The first that I found really smart was “Breathometer”. This product is an attachment that you plug into the headphone jack of your smartphone and it acts as a Breathalyzer. It is marketed to “help people make smarter decisions, improve healthcare and save lives”. The product is the first of its kind allowing it to be presented with no direct competition. The product is sold for $50 but when you are selling something that could be potentially lifesaving, lots of times (within reason) the consumer will look past the price. To ensure good post purchase behavior they made sure to address any liability because obviously having a product that could be potentially linked to tragedy, adding disclaimers prevents a consumer from linking the product to a negative experience.

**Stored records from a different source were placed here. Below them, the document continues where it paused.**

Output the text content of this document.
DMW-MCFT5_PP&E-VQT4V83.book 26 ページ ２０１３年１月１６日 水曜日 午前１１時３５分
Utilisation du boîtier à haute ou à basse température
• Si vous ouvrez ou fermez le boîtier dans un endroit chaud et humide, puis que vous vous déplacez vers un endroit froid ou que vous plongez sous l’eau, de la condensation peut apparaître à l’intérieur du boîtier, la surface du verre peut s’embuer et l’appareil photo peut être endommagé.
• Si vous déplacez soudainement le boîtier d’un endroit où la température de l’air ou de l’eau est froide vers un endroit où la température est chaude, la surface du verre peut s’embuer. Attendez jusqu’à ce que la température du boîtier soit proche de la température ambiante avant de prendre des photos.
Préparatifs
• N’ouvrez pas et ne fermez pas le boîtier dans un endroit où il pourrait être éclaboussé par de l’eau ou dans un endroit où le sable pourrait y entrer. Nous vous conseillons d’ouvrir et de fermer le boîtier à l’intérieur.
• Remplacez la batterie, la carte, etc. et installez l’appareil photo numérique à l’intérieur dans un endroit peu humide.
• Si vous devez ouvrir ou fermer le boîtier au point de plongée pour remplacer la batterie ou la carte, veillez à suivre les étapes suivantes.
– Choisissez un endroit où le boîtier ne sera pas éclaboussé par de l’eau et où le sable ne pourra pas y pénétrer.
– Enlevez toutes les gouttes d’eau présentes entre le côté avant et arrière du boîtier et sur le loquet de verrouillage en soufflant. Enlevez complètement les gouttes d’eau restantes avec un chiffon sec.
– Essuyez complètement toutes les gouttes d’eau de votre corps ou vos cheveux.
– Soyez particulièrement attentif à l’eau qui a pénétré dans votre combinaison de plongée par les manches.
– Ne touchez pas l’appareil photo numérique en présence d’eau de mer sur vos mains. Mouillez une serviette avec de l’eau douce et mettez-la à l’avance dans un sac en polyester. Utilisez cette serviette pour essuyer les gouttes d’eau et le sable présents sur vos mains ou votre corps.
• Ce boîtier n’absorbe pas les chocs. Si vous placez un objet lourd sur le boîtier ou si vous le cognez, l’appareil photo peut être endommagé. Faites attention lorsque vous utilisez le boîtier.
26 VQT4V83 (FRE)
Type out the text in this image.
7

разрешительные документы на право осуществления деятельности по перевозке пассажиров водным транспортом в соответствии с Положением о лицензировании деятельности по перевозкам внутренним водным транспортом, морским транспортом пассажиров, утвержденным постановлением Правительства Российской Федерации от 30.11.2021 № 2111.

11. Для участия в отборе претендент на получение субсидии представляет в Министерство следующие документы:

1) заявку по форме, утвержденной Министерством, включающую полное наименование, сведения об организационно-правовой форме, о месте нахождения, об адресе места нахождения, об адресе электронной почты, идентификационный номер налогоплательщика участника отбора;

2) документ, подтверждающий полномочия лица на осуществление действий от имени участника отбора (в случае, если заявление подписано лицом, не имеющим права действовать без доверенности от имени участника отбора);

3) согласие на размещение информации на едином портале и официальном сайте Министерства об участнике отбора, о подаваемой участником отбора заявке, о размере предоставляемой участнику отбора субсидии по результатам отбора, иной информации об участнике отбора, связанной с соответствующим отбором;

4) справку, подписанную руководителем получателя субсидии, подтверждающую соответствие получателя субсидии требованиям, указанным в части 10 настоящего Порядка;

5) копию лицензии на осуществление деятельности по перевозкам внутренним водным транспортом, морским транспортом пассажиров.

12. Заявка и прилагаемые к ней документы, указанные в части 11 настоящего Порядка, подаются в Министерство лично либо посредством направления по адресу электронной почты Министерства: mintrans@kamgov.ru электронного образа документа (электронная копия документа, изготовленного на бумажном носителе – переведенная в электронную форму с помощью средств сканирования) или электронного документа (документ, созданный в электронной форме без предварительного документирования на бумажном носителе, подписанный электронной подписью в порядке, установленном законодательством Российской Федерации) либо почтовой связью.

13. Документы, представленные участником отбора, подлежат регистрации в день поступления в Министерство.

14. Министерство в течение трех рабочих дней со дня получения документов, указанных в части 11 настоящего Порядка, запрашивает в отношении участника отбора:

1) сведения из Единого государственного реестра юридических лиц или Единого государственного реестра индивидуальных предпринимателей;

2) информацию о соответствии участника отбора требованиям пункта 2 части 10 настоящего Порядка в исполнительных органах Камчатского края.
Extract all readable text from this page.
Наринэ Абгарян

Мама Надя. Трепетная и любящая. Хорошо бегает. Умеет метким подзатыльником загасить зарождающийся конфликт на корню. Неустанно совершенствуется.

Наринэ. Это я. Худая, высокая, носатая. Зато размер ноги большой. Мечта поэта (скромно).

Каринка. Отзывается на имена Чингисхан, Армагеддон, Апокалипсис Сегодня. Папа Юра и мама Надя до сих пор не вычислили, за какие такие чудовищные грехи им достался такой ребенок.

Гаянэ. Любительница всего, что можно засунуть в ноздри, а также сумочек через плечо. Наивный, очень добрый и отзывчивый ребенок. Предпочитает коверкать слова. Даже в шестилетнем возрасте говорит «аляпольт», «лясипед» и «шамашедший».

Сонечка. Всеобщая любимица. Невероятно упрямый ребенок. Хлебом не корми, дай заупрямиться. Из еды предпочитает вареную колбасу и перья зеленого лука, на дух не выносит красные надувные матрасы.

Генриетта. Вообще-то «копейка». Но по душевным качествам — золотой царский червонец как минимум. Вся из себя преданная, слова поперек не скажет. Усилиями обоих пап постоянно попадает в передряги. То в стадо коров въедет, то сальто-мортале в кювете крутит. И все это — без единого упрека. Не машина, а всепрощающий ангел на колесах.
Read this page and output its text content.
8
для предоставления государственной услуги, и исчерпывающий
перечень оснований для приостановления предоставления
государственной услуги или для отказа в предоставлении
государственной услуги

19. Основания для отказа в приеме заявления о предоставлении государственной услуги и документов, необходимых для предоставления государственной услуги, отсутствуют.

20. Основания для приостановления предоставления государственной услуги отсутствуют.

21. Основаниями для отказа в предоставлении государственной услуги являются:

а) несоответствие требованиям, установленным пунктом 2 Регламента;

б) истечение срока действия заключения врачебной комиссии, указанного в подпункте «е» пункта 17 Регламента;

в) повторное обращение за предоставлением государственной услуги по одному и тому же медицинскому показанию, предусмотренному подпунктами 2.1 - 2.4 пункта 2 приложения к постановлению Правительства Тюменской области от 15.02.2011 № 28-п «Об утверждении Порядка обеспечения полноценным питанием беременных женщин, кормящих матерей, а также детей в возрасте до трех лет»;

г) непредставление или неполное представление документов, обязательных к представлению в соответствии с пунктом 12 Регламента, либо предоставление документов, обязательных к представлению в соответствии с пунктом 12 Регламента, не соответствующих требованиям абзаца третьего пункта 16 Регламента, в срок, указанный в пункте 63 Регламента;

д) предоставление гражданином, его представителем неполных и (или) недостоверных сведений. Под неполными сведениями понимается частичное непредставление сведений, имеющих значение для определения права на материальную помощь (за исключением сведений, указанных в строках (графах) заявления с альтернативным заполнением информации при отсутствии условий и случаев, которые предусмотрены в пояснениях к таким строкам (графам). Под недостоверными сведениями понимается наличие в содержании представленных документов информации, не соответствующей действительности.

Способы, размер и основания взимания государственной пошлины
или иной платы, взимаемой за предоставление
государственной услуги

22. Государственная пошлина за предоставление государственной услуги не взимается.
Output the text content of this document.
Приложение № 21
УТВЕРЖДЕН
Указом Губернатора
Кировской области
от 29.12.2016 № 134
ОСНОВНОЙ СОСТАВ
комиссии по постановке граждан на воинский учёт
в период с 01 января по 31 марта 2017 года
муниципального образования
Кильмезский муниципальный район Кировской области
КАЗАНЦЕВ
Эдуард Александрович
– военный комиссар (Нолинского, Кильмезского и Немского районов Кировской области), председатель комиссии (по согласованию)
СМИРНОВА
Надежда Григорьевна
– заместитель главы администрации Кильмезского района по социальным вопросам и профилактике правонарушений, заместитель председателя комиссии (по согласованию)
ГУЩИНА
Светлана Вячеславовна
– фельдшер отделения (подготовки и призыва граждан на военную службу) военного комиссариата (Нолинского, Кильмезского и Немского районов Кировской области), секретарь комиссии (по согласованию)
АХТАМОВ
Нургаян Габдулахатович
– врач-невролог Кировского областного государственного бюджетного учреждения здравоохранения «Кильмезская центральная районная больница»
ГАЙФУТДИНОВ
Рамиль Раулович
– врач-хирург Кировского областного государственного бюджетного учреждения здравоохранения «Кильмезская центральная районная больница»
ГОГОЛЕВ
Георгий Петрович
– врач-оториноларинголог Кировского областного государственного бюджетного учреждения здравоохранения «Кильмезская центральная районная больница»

Next was Fiberfix, a super smart, cheap & convenient alternative to duck tape or glue. They identified a need by presenting a product that is a new take on an old need. Obviously you can duck tape some thing that breaks or glue it instead of just getting a new one, but this product hardens like crazy and is completely dry in ten minutes eliminating wait time. They instantly make the product stand out to the current solution for the same problem by identifying that it is in fact 100 times stronger than duct tape and dries much faster and stronger than glue. Not only is the product pretty cheap but the small amount you pay saves you from spending much more money on replacing whatever item that you broke. The buying value was clearly deemed great because they sold 45,000 units in 10 minutes when QVC began selling the product.
Villy Custom made apparent the need of not having a unique and energy efficient mode of transportation made just for you. Bikes are huge in warm parts of the country and clearly there is a need there, and breaking from the traditional style certainly helps as well with the appeal. The company, just like the others, immediately sets itself apart from any potential competition by identifying itself as the only one of its kind. Of course there are bike shops, but not ones that create high quality bikes with such personalized styles. The seller also shares his experience in the fashion business so that we know that he knows what people are looking for. There isn’t much evidence towards what the customers’ post purchase behavior will be, but in my experience people more strongly value something that is theirs uniquely, therefore they most likely will think highly of the product.
I agree with the way the article states that it takes guts to pitch an idea to the Sharks and persuade them to make a deal with you. This just highlights how both parties have to go through the consumer decision process in great detail. Clearly the process is hugely relevant to anyone (consumer or seller) in business.